ZITADEL is built with two essential patterns. Eventsourcing and CQRS. Due to the nature of eventsourcing ZITADEL provides the unique capability to generate a strong audit trail of ALL the things that happen to its resources, without compromising on storage cost or audit trail length.
The combination with CQRS makes ZITADEL eventual consistent which, from our perspective is a great benefit. It allows us to build a SOR (Source of Records) which is the one single point of truth for all computed states. The SOR needs to be transaction safe to make sure all operations are in order.
Each ZITADEL contains all components of the IAM, from serving as API, rendering / serving GUI's, background processing of events and task or being a GITOPS style operator. This AiO (All in One) approach makes scaling from a single machine to a multi region (multi cluster) seamless.
The command handler receives all operations who alter a IAM resource. For example if a user changes his name. This information is then passed to command validation for processing of the business logic, for example to make sure that the user actually can change his name. If this succeeds all generated events are inserted into the eventstore when required all within one transaction.
- Transaction safety is a MUST
- Availability MUST be high
When we classify this with the CAP theorem we would choose Consistent and Available but leave Partition Tolerance aside.
The spoolers job is it to keep a query view up-to-date or at least look that it does not have a too big lag behind the eventstore. Each query view has its own spooler who is responsible to look for the events who are relevant to generate the query view. It does this by triggering the relevant projection. Spoolers are especially necessary where someone can query datasets instead of single ids.
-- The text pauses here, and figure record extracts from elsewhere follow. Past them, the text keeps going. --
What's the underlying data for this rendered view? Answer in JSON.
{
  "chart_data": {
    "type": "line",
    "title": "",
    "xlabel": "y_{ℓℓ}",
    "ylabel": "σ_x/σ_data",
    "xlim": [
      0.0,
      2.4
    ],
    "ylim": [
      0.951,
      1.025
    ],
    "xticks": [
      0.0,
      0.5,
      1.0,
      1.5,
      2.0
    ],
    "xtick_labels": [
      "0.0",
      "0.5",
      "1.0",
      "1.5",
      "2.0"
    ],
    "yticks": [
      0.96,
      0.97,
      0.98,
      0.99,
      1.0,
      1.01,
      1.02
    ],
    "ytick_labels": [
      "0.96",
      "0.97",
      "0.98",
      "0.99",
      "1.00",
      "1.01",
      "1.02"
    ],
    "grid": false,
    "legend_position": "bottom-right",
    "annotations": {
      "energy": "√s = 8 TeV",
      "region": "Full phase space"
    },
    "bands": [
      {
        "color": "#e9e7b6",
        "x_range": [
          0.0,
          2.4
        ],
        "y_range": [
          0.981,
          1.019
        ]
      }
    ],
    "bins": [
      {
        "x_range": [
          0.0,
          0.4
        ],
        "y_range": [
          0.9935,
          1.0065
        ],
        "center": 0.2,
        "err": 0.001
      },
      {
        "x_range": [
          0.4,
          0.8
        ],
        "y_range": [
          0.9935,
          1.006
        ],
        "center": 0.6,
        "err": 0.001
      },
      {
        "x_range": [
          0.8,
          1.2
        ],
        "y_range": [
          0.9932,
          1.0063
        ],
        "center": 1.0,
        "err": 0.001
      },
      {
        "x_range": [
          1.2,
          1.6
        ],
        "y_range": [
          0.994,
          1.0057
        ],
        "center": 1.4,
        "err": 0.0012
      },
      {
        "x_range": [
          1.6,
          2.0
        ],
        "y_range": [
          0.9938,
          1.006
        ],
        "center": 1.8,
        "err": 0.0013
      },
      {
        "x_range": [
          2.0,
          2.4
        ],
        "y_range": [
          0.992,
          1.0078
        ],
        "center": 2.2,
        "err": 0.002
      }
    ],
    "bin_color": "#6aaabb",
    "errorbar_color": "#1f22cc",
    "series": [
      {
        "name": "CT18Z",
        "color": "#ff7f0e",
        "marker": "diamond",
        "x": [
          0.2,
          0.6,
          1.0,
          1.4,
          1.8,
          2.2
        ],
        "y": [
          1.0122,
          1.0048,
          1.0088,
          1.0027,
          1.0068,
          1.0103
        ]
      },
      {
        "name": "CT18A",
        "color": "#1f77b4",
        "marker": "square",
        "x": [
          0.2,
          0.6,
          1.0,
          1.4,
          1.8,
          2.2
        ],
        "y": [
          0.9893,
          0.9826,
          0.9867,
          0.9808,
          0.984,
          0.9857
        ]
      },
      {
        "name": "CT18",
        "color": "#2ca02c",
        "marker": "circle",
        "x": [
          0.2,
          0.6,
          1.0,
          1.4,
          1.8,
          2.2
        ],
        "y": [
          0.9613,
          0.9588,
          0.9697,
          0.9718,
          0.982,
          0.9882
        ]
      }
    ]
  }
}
The query side has the option to dynamically check the eventstore for newer events on a certain id, see query side for more information Each view can have exactly one spooler, but spoolers are dynamically leader elected, so even if a spooler crashes it will be replaced in a short amount of time.
The query handler receives all read relevant operations. These can either be query or simple
When receiving a query it will proceed by passing this to the repository which will call the database and return the dataset.
If a request calls for a specific id the call will, most of the times, be revalidated against the eventstore. This is achieved by triggering the projection to make sure that the last sequence of a id is loaded into the query view.
- Easy to query
- Short response times (80%of queries below 100ms on the api server)
- Availability MUST be high
When we classify this with the CAP theorem we would choose Available and Performance but leave Consistent aside TODO explain more here
The http server is responsible for serving the management GUI called ZITADEL Console, serving the static assets and as well rendering server side html (login, password-reset, verification, ...)
A ZITADEL Cluster is a highly available IAM system with each component critical for serving traffic laid out at least three times. As our storage (CockroachDB) relies on Raft it is also necessary to always utilizes odd numbers to address for "split brain" scenarios. Hence our reference design is to have three application nodes and three Storage Nodes.
If you deploy ZITADEL with our GITOPS Tooling ORBOS we create 7 seven nodes. One management, three application and three storage nodes.
You can horizontaly scale zitadel, but we recommend to use multiple cluster instead to reduce the blast radius from impacts to a single cluster
To scale ZITADEL is recommend to create smaller clusters, see cluster architecture and then create a fabric which interconnects the database. In our reference design we recommend to create a cluster per cloud provider or availability zone and to group them into regions.
For example, you can run three cluster for the region switzerland. On with GCE, one with cloudscale and one with inventx.
With this design even the outage of a whole data-center would have a minimal impact as all data is still available at the other two locations.
Cockroach needs to be configured with locality flags to proper distribute data over the zones East - West connectivity for the database can be solved at you discretion. We recommend to expose the public ips and run traffic directly without any VPN or Mesh Use MTLS in combination with IP Allowlist in the firewalls!